The recruit remained frozen, his enhanced hearing or whatever sense he was using apparently detecting something important.
Then, from directly above him: *thud*.
A mass of excrement dropped onto Chen’s head, splattering across his hair and shoulders.
The smell hit immediately, animal waste mixed with partially digested meat.
The other recruits burst into laughter despite the tension, the absurdity of the moment breaking through their combat readiness.
“Oh man, that’s disgusting!” Valencia managed between laughs.
“Should’ve kept your head up, Chen!” Marcus called out.
But Chen wasn’t laughing.
He was looking up, his face gone pale under the layer of filth.
Right then, the others followed his gaze and saw what he was seeing.
Ape-like creatures perched in the branches overhead.
Long limbs that seemed too thin for their torsos, faces dominated by fangs that protruded even with mouths closed, fur that was matted and dark.
They clung to tree trunks and branches with the casual ease of animals born to climb.
One of them opened its mouth and screamed, a sound that was part howl and part something mechanical, like an engine failing.
The others joined in, the forest filling with overlapping shrieks that made everyone’s hair stand on end.
Then they moved.
Not dropping down but swinging, branch to branch, tree to tree, coming from every direction at once.
More kept appearing, dozens of them, their movements coordinated in a way that shouldn’t have been possible for animals.
Valencia’s scanner went insane, the readings spiking so high the device started beeping warnings about system overload.
“Why the hell didn’t you warn us?!” Diana shouted at Chen, who was still wiping waste from his face.
“They weren’t there!” Chen shouted back.
“The scanner had nothing, I sensed nothing, and then they were just…
*there*!” Sophie was staring at the apes, her eyes were catching details the others were missing.
Each creature held something in its hands or had something strapped to its body.
The objects looked wrong, organic but shaped with purpose.
Curved pieces that might have been ribs, sharpened into points.
Skulls with cores embedded in the eye sockets, glowing faintly with stored energy.
Long bones wrapped in sinew to create handles, with other bones attached to form crude but functional clubs.
Beast weapons.
Not metal or manufactured, but beast parts fashioned into tools.
“Noah’s first academy year,” Sophie said, something finally clicking..
“The Cannadah mission.
He mentioned encountering beasts that used tools, organized beyond what their category should allow.” She looked at the bodies they’d found earlier, understanding clicking into place.
“The humans didn’t kill those beasts.
These apes did.
They’re killing other beasts and making weapons from the parts.” Diana saw one of the apes raising something that looked like a forearm bone with a core embedded in the wrist joint.

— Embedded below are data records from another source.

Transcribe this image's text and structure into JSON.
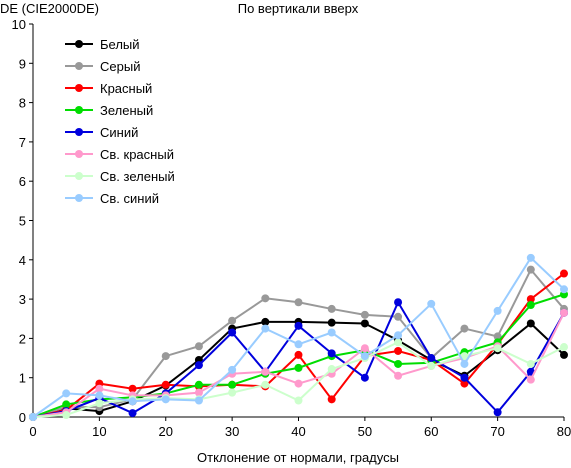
{
  "chart_data": {
    "type": "line",
    "title": "По вертикали вверх",
    "ylabel": "DE (CIE2000DE)",
    "xlabel": "Отклонение от нормали, градусы",
    "x": [
      0,
      5,
      10,
      15,
      20,
      25,
      30,
      35,
      40,
      45,
      50,
      55,
      60,
      65,
      70,
      75,
      80
    ],
    "xlim": [
      0,
      80
    ],
    "ylim": [
      0,
      10
    ],
    "xticks": [
      "0",
      "10",
      "20",
      "30",
      "40",
      "50",
      "60",
      "70",
      "80"
    ],
    "yticks": [
      "0",
      "1",
      "2",
      "3",
      "4",
      "5",
      "6",
      "7",
      "8",
      "9",
      "10"
    ],
    "grid": false,
    "legend_position": "top-left",
    "series": [
      {
        "name": "Белый",
        "color": "#000000",
        "values": [
          0,
          0.22,
          0.15,
          0.4,
          0.8,
          1.45,
          2.25,
          2.42,
          2.42,
          2.4,
          2.38,
          1.95,
          1.45,
          1.05,
          1.7,
          2.38,
          1.58
        ]
      },
      {
        "name": "Серый",
        "color": "#999999",
        "values": [
          0,
          0.25,
          0.25,
          0.45,
          1.55,
          1.8,
          2.45,
          3.02,
          2.92,
          2.75,
          2.6,
          2.55,
          1.5,
          2.25,
          2.05,
          3.75,
          2.75
        ]
      },
      {
        "name": "Красный",
        "color": "#ff0000",
        "values": [
          0,
          0.18,
          0.85,
          0.72,
          0.82,
          0.78,
          0.82,
          0.78,
          1.58,
          0.45,
          1.55,
          1.68,
          1.45,
          0.85,
          1.85,
          3.0,
          3.65
        ]
      },
      {
        "name": "Зеленый",
        "color": "#00dd00",
        "values": [
          0,
          0.32,
          0.45,
          0.5,
          0.6,
          0.82,
          0.82,
          1.1,
          1.25,
          1.55,
          1.7,
          1.35,
          1.38,
          1.65,
          1.9,
          2.85,
          3.12
        ]
      },
      {
        "name": "Синий",
        "color": "#0000dd",
        "values": [
          0,
          0.15,
          0.48,
          0.1,
          0.6,
          1.32,
          2.15,
          1.15,
          2.32,
          1.62,
          1.0,
          2.92,
          1.5,
          1.0,
          0.12,
          1.15,
          2.65
        ]
      },
      {
        "name": "Св. красный",
        "color": "#ff99cc",
        "values": [
          0,
          0.12,
          0.72,
          0.55,
          0.55,
          0.62,
          1.1,
          1.15,
          0.85,
          1.1,
          1.75,
          1.05,
          1.3,
          1.5,
          1.8,
          0.95,
          2.65
        ]
      },
      {
        "name": "Св. зеленый",
        "color": "#ccffcc",
        "values": [
          0,
          0.05,
          0.35,
          0.45,
          0.48,
          0.45,
          0.62,
          0.82,
          0.42,
          1.22,
          1.5,
          1.9,
          1.3,
          1.55,
          1.75,
          1.35,
          1.78
        ]
      },
      {
        "name": "Св. синий",
        "color": "#99ccff",
        "values": [
          0,
          0.6,
          0.55,
          0.4,
          0.45,
          0.42,
          1.2,
          2.25,
          1.85,
          2.15,
          1.55,
          2.08,
          2.88,
          1.35,
          2.7,
          4.05,
          3.25
        ]
      }
    ]
  }
}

The core was glowing brighter now, building energy.
“Nobody move,” Diana commanded, her voice cutting through the chaos.
The ape pointed its makeshift weapon at her.

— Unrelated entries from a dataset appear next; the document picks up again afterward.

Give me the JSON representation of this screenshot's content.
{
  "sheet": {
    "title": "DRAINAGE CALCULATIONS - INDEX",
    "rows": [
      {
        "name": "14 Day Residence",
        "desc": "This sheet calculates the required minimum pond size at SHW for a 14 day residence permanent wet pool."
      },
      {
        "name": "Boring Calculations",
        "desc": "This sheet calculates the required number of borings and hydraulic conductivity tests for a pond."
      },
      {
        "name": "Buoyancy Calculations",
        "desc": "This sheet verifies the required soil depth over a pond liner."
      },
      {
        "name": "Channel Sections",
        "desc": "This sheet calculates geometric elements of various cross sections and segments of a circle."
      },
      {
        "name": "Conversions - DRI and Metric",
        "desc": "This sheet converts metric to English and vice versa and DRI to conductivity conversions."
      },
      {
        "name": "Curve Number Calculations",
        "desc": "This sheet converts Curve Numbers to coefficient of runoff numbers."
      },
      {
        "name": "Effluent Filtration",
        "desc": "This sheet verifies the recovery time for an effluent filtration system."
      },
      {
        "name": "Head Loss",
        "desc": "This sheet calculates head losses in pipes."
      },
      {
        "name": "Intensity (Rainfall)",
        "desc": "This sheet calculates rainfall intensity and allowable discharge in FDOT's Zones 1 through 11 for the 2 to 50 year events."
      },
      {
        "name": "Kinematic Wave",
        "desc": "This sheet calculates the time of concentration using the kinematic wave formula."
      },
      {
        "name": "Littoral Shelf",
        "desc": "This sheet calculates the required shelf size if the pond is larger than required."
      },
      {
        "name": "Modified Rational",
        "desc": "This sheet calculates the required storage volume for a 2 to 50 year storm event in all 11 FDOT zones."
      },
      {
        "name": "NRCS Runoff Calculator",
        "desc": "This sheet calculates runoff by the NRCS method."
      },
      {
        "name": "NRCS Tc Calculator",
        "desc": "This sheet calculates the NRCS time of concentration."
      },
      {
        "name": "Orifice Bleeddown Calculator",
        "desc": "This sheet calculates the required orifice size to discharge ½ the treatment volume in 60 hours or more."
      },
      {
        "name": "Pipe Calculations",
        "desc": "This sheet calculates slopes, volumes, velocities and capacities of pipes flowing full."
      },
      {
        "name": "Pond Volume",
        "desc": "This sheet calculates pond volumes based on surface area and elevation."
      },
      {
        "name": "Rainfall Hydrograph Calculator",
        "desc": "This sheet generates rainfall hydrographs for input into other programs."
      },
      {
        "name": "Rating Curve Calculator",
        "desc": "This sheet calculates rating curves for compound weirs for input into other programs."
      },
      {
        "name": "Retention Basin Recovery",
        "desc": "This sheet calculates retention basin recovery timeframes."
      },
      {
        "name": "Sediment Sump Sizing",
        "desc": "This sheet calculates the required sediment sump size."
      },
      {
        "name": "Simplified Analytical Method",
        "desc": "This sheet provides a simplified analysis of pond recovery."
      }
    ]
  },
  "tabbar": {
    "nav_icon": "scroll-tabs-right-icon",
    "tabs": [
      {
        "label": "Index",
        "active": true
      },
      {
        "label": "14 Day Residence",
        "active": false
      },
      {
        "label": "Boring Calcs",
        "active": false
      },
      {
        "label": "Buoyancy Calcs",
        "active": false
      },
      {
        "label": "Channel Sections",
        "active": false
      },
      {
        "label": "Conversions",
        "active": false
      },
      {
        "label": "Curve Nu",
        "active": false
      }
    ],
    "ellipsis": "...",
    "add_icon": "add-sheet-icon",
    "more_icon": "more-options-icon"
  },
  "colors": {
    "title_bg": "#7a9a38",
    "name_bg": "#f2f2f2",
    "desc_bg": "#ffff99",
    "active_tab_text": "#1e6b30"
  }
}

A blast of molten energy shot from the core, compressed fire that should have required a category three beast to produce.
Diana’s ability activated instantly, her momentum nullification spreading in a sphere around her.
The blast hit her dead zone and stopped, frozen mid-air like someone had paused reality.
“Run!” Diana shouted.
The apes descended from all directions, screaming, swinging their crude weapons, moving with purpose and coordination that marked them as something far more dangerous than standard category two beasts.
The Eclipse Faction’s first mission had just turned into a fight for survival.